Thousands of others have been injured, left scrambling to find shelter and relief from the frigid temperatures that have enveloped the region. The news seems to become more grim with each passing day, as rescue workers desperately comb through the rubble searching for survivors.

Recovering from such a cruel natural disaster will be a challenge. Damage to roads and other infrastructure, including the sole runway at Turkey’s Hatay Airport, has hampered humanitarian efforts.

And in Syria, the ongoing civil war adds yet another hurdle to providing help, with casualties in both government-controlled and rebel-held areas of the Middle Eastern country. Many Syrians abroad worry that the red tape, politics and sanctions that have delayed aid in the past may worsen — at the worst of times.

Editorial

Editorial

The international community must stay steadfast in helping Turkish and Syrian citizens, and insist that world leaders do everything possible to facilitate that support.

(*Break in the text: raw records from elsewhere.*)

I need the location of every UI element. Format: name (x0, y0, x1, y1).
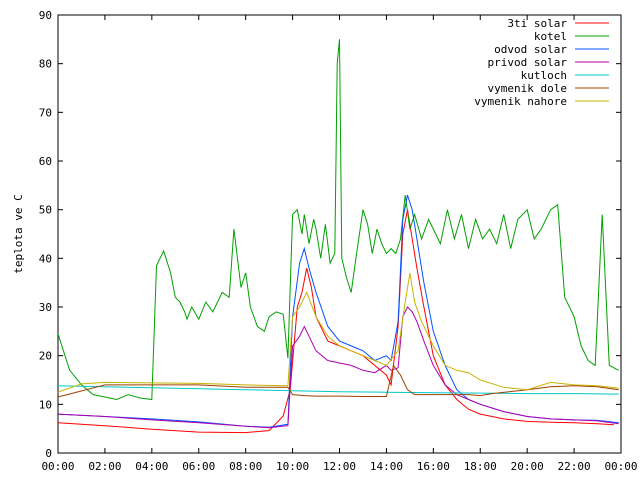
y-tick-label: 80 (39, 58, 52, 71)
x-tick-label: 00:00 (604, 460, 637, 473)
legend-label-privod-solar: privod solar (488, 56, 568, 69)
series-line-kotel (57, 39, 619, 401)
x-tick-label: 04:00 (135, 460, 168, 473)
legend-label-vymenik-dole: vymenik dole (488, 82, 567, 95)
y-tick-label: 90 (39, 9, 52, 22)
y-axis-label: teplota ve C (12, 194, 25, 273)
x-tick-label: 10:00 (276, 460, 309, 473)
series-line-vymenik-nahore (57, 272, 619, 393)
legend-label-kutloch: kutloch (521, 69, 567, 82)
series-line-kutloch (57, 385, 619, 395)
y-tick-label: 0 (45, 447, 52, 460)
y-tick-label: 10 (39, 398, 52, 411)
legend-label-3ti-solar: 3ti solar (507, 17, 567, 30)
x-tick-label: 00:00 (41, 460, 74, 473)
x-tick-label: 18:00 (464, 460, 497, 473)
legend-label-vymenik-nahore: vymenik nahore (474, 95, 567, 108)
axis-ticks: 0 10 20 30 40 50 60 70 80 90 00:00 02:00 04:00 06:00 0… (39, 9, 638, 473)
x-tick-label: 22:00 (558, 460, 591, 473)
series-line-3ti-solar (57, 209, 615, 434)
series-line-vymenik-dole (57, 364, 619, 398)
y-tick-label: 20 (39, 350, 52, 363)
y-tick-label: 30 (39, 301, 52, 314)
data-series (57, 39, 619, 434)
y-tick-label: 70 (39, 106, 52, 119)
x-tick-label: 02:00 (88, 460, 121, 473)
x-tick-label: 14:00 (370, 460, 403, 473)
x-tick-label: 08:00 (229, 460, 262, 473)
legend-label-odvod-solar: odvod solar (494, 43, 567, 56)
series-line-privod-solar (57, 306, 619, 429)
x-tick-label: 16:00 (417, 460, 450, 473)
series-line-odvod-solar (57, 194, 619, 428)
y-tick-label: 60 (39, 155, 52, 168)
x-tick-label: 12:00 (323, 460, 356, 473)
y-tick-label: 40 (39, 252, 52, 265)
x-tick-label: 20:00 (511, 460, 544, 473)
y-tick-label: 50 (39, 204, 52, 217)
legend-label-kotel: kotel (534, 30, 567, 43)
x-tick-label: 06:00 (182, 460, 215, 473)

Here in Chicago, local organizations, including the Turkish consulate and the midwest chapter of the Syrian American Medical Society, have started gathering donations and supplies. We urge those who have the financial means to give to these and other humanitarian efforts.

Even a kind thought can go a long way to comfort those who lost a loved one or have relatives coping with the tragedy. Those hoping to express their sympathy can do so by standing alongside members of the Mount Prospect-based Turkish American Society of Chicago as it hosts a candlelight vigil Thursday evening.

There will be many more opportunities in the weeks to come for us to step up for Turkey and Syria, where so many lost everything in seconds. Both countries are now on the long road to recovery — and the world cannot turn its back, now or in the months to come.